Fuzzing is simply a way to feed garbage to an application hoping for a crash, kind of like going to an all-you-can-eat buffet until you end up sick. The goal is to send valid enough data so it would be processed by the application while also sending enough bad data (format string, buffer overflow) that the chance of crashing is still high enough.
In theory, fuzzing is the worst way of testing software because there is no way to achieve coverage with pseudorandom data in an acceptable finite time. But while fuzzing might not be the best tool for uncovering all bugs in software, it can be very useful for the reader because of one simple reason: it works for finding an exploitable bug, and it works fast.
I didn't believe it at first. After all, I have coded (in C and assembly/binary) and I know very well what security bugs look like. Why feed my software with garbage hoping for a crash? Well, the first time I saw a good fuzzer on the job, it was like magic. It worked. It found buffer overflows faster than I was able to look at them in the code.
Should you use a fuzzer or not? It's a tricky question. Just remember it is not a silver bullet, and it could lose more time than it saves, but all in all fuzzing is a very useful tool, as long as you are aware of its advantages and disadvantages.
A fuzzer is useful when you want to:
Find some exploitable bugs but not all of them.
Find bugs in multiple software, when using the same protocol.
Quickly test closed source software, without looking at the source or binary.
Easily automate.
Easily parallelize.
Use something that is protocol and file-type-dependent, but software-independent.
A fuzzer is not useful when:
Finding measures for assurance of software quality.
Achieving code coverage.
Achieving quality metric.
Testing multiple conditions cases (fuzzing usually affects only one variable at a time).
Nonatomic processing (application can't be reinitialized per file or session).

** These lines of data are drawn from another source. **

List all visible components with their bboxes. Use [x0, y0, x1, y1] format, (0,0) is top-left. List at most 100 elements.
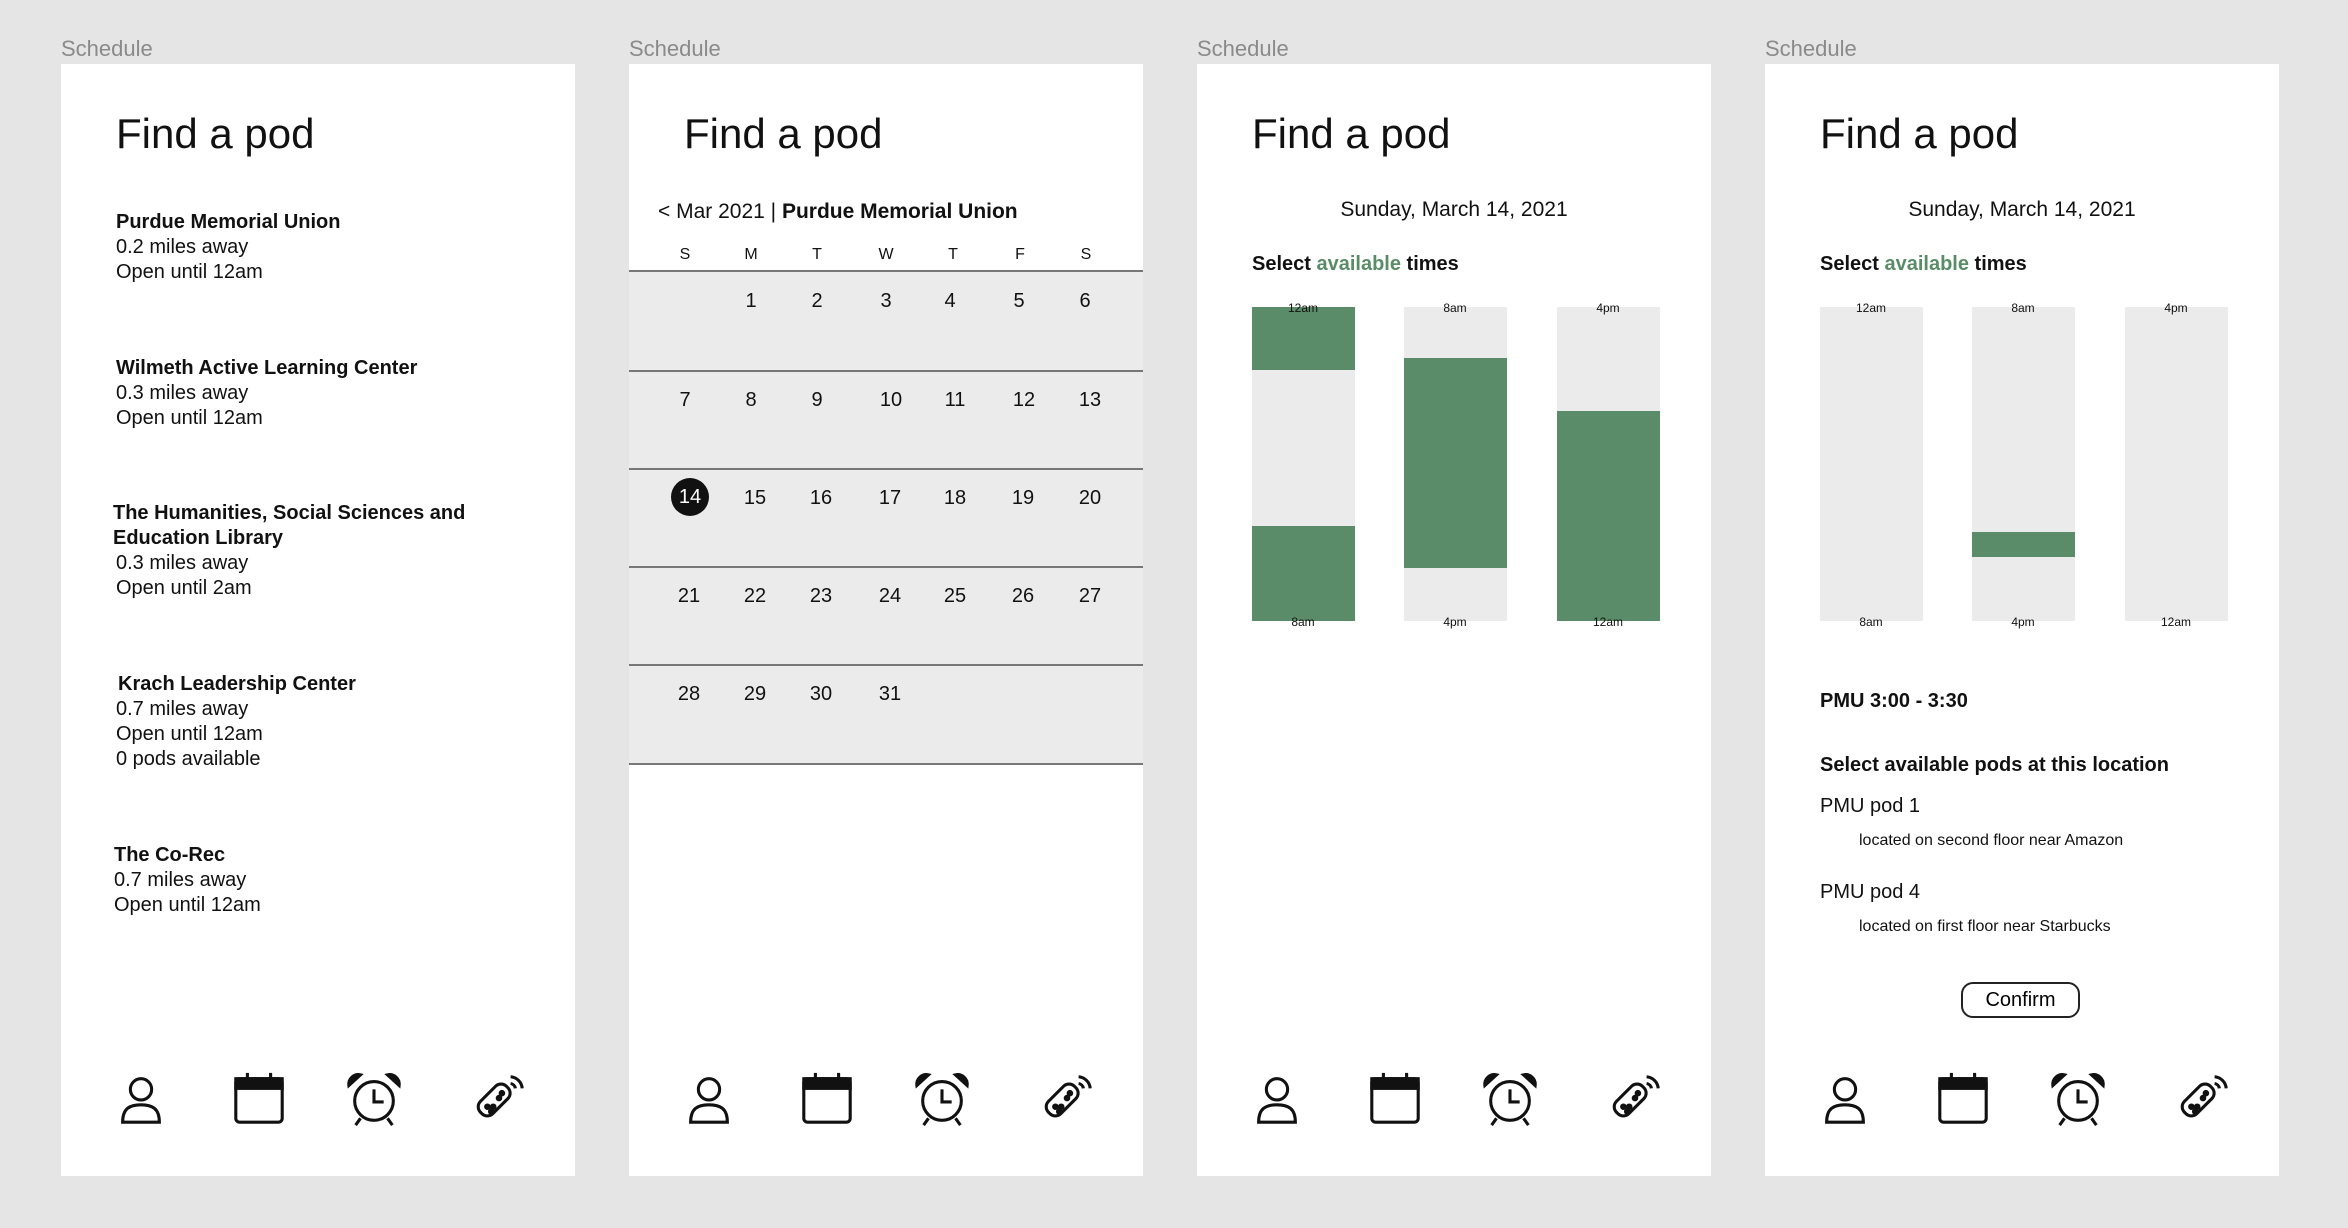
remote-icon[interactable] [1038, 1070, 1096, 1128]
confirm-button[interactable]: Confirm [1961, 982, 2080, 1018]
calendar-day[interactable]: 31 [870, 683, 910, 706]
calendar-day[interactable]: 24 [870, 585, 910, 608]
weekday-label: W [878, 246, 894, 263]
calendar-day[interactable]: 18 [935, 487, 975, 510]
select-times-heading: Select available times [1252, 253, 1459, 275]
calendar-day[interactable]: 21 [669, 585, 709, 608]
location-pods: 0 pods available [116, 748, 261, 770]
calendar-day[interactable]: 5 [999, 290, 1039, 313]
calendar-day[interactable]: 1 [731, 290, 771, 313]
calendar-day[interactable]: 12 [1004, 389, 1044, 412]
weekday-label: M [744, 246, 758, 263]
profile-icon[interactable] [680, 1070, 738, 1128]
location-distance: 0.7 miles away [114, 869, 247, 891]
calendar-icon[interactable] [798, 1070, 856, 1128]
time-column[interactable] [1820, 307, 1923, 621]
calendar-day[interactable]: 30 [801, 683, 841, 706]
time-column[interactable] [1404, 307, 1507, 621]
calendar-day[interactable]: 11 [935, 389, 975, 412]
alarm-clock-icon[interactable] [2049, 1070, 2107, 1128]
weekday-label: S [679, 246, 691, 263]
page-title: Find a pod [1820, 110, 2019, 157]
profile-icon[interactable] [1248, 1070, 1306, 1128]
location-name: Purdue Memorial Union [116, 211, 341, 233]
calendar-day[interactable]: 8 [731, 389, 771, 412]
available-block[interactable] [1252, 307, 1355, 370]
calendar-day[interactable]: 28 [669, 683, 709, 706]
available-block[interactable] [1252, 526, 1355, 621]
calendar-day[interactable]: 2 [797, 290, 837, 313]
pod-option[interactable]: PMU pod 4 [1820, 881, 1920, 904]
alarm-clock-icon[interactable] [345, 1070, 403, 1128]
alarm-clock-icon[interactable] [1481, 1070, 1539, 1128]
time-column[interactable] [2125, 307, 2228, 621]
location-hours: Open until 12am [116, 407, 263, 429]
pod-option[interactable]: PMU pod 1 [1820, 795, 1920, 818]
pods-heading: Select available pods at this location [1820, 754, 2169, 776]
week-divider [629, 566, 1143, 568]
calendar-day[interactable]: 27 [1070, 585, 1110, 608]
time-column[interactable] [1972, 307, 2075, 621]
location-distance: 0.3 miles away [116, 382, 249, 404]
weekday-label: T [812, 246, 822, 263]
profile-icon[interactable] [1816, 1070, 1874, 1128]
calendar-day[interactable]: 6 [1065, 290, 1105, 313]
remote-icon[interactable] [1606, 1070, 1664, 1128]
time-tick-label: 8am [1859, 615, 1883, 629]
calendar-location: Purdue Memorial Union [781, 200, 1018, 223]
calendar-icon[interactable] [1366, 1070, 1424, 1128]
week-divider [629, 763, 1143, 765]
calendar-day[interactable]: 9 [797, 389, 837, 412]
calendar-day[interactable]: 26 [1003, 585, 1043, 608]
location-distance: 0.2 miles away [116, 236, 249, 258]
week-divider [629, 370, 1143, 372]
time-column[interactable] [1557, 307, 1660, 621]
calendar-day[interactable]: 23 [801, 585, 841, 608]
select-times-heading: Select available times [1820, 253, 2027, 275]
remote-icon[interactable] [470, 1070, 528, 1128]
pod-description: located on first floor near Starbucks [1859, 918, 2111, 935]
time-tick-label: 12am [1287, 301, 1319, 315]
calendar-day[interactable]: 19 [1003, 487, 1043, 510]
calendar-day[interactable]: 7 [665, 389, 705, 412]
calendar-day[interactable]: 25 [935, 585, 975, 608]
selected-slot-block[interactable] [1972, 532, 2075, 557]
page-title: Find a pod [1252, 110, 1451, 157]
weekday-label: F [1015, 246, 1025, 263]
location-item[interactable]: Wilmeth Active Learning Center 0.3 miles… [116, 356, 417, 431]
screen-calendar: Find a pod < Mar 2021 | Purdue Memorial … [629, 64, 1143, 1176]
profile-icon[interactable] [112, 1070, 170, 1128]
calendar-day[interactable]: 29 [735, 683, 775, 706]
available-block[interactable] [1404, 358, 1507, 568]
time-column[interactable] [1252, 307, 1355, 621]
alarm-clock-icon[interactable] [913, 1070, 971, 1128]
calendar-icon[interactable] [1934, 1070, 1992, 1128]
calendar-day[interactable]: 4 [930, 290, 970, 313]
calendar-day[interactable]: 10 [871, 389, 911, 412]
calendar-day[interactable]: 13 [1070, 389, 1110, 412]
screen-time-select: Find a pod Sunday, March 14, 2021 Select… [1197, 64, 1711, 1176]
time-tick-label: 4pm [1596, 301, 1620, 315]
calendar-day[interactable]: 16 [801, 487, 841, 510]
location-hours: Open until 12am [116, 261, 263, 283]
calendar-day-selected[interactable]: 14 [671, 478, 709, 516]
location-item[interactable]: Krach Leadership Center 0.7 miles away O… [116, 672, 356, 772]
week-divider [629, 270, 1143, 272]
calendar-day[interactable]: 15 [735, 487, 775, 510]
location-item[interactable]: The Humanities, Social Sciences and Educ… [113, 501, 465, 601]
calendar-day[interactable]: 17 [870, 487, 910, 510]
remote-icon[interactable] [2174, 1070, 2232, 1128]
time-tick-label: 4pm [1443, 615, 1467, 629]
month-back-link[interactable]: < Mar 2021 | [658, 200, 782, 223]
calendar-day[interactable]: 22 [735, 585, 775, 608]
page-title: Find a pod [116, 110, 315, 157]
location-item[interactable]: The Co-Rec 0.7 miles away Open until 12a… [114, 843, 261, 918]
calendar-day[interactable]: 3 [866, 290, 906, 313]
time-tick-label: 8am [1291, 615, 1315, 629]
calendar-day[interactable]: 20 [1070, 487, 1110, 510]
calendar-icon[interactable] [230, 1070, 288, 1128]
time-tick-label: 12am [1592, 615, 1624, 629]
available-block[interactable] [1557, 411, 1660, 621]
location-item[interactable]: Purdue Memorial Union 0.2 miles away Ope… [116, 210, 340, 285]
location-distance: 0.3 miles away [116, 552, 249, 574]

There are plenty of fuzzers available—some specific to a protocol, others very generic. The first thing to look at when choosing a fuzzer is to have the best ratio for time writing the fuzzer versus bugs found. The number of bugs found depends mostly on two things: the aptitude of the fuzzer to comply with the protocol standard (ensuring that the information is processed and not discarded as invalid), and the quality of the fuzz string/value or payload (i.e., what we are injecting into the application). To ensure compliance to the protocol standard, the fuzzer must respect basic validity checks such as payload size, checksum, and hash. If these checks are not respected, those requests or other payloads are discarded as invalid by the application's first layer and only offer a very small code base coverage. This is where a block-based fuzzer excels compared to other fuzzers, because of its ability to process subblocks of information and place the correct size value or checksum at the correct place.
Even the simplest protocols have size or checksum. For example, in the following payload, if the length of the string aaaaaaaaaaaa
is not equal to the provided length in the header, most servers will discard the communication as invalid without even processing the content. It is critical to keep your data consistent if you want to reach the code underneath the first parsing layer.
POST / HTTP/1.1 Host: 192.168.248.133 User-Agent: Mozilla/5.0 Transfer-encoding: chunked Keep-Alive 300 12 aaaaaaaaaaaaaaaaaaaaaaaaaaaa
But the quality of the fuzz string/value is the real key. It triggers a bug that other test cases do not. Testing all the possible cases is just not an option, and the more tests you have, the more time the fuzzer needs to run. So for example, if you test all the cases for a string value from A to A repeated 65,535 times, it creates around 65,000 test cases. However, testing for only length values such as 16±5 (i.e., 11,12,13,14,15,16,17,18,19,20,21), 256±5, 1024±5, 2048±5, 4096±5, 16k±5, 32k±5, and 65k±5 generates 80 test cases and offers coverage for most of the boundary conditions, while being around 800 times faster. The same thing applies to the other tests. A good suite of tests cases should be able to cover at least these varieties of bugs:
Buffer overflow
Format string
Directory traversal
Signed/unsigned value (e.g., negative payload size, huge value)
Cross-site scripting
Injection (e.g., command, SQL)
Integer overflow
Other interesting points to consider before choosing or writing a fuzzer is the ability to load external libraries to achieve tasks such as calculating hash, checksum, and cryptography; and the ability to use multiple outputs such as network, file, and syscall.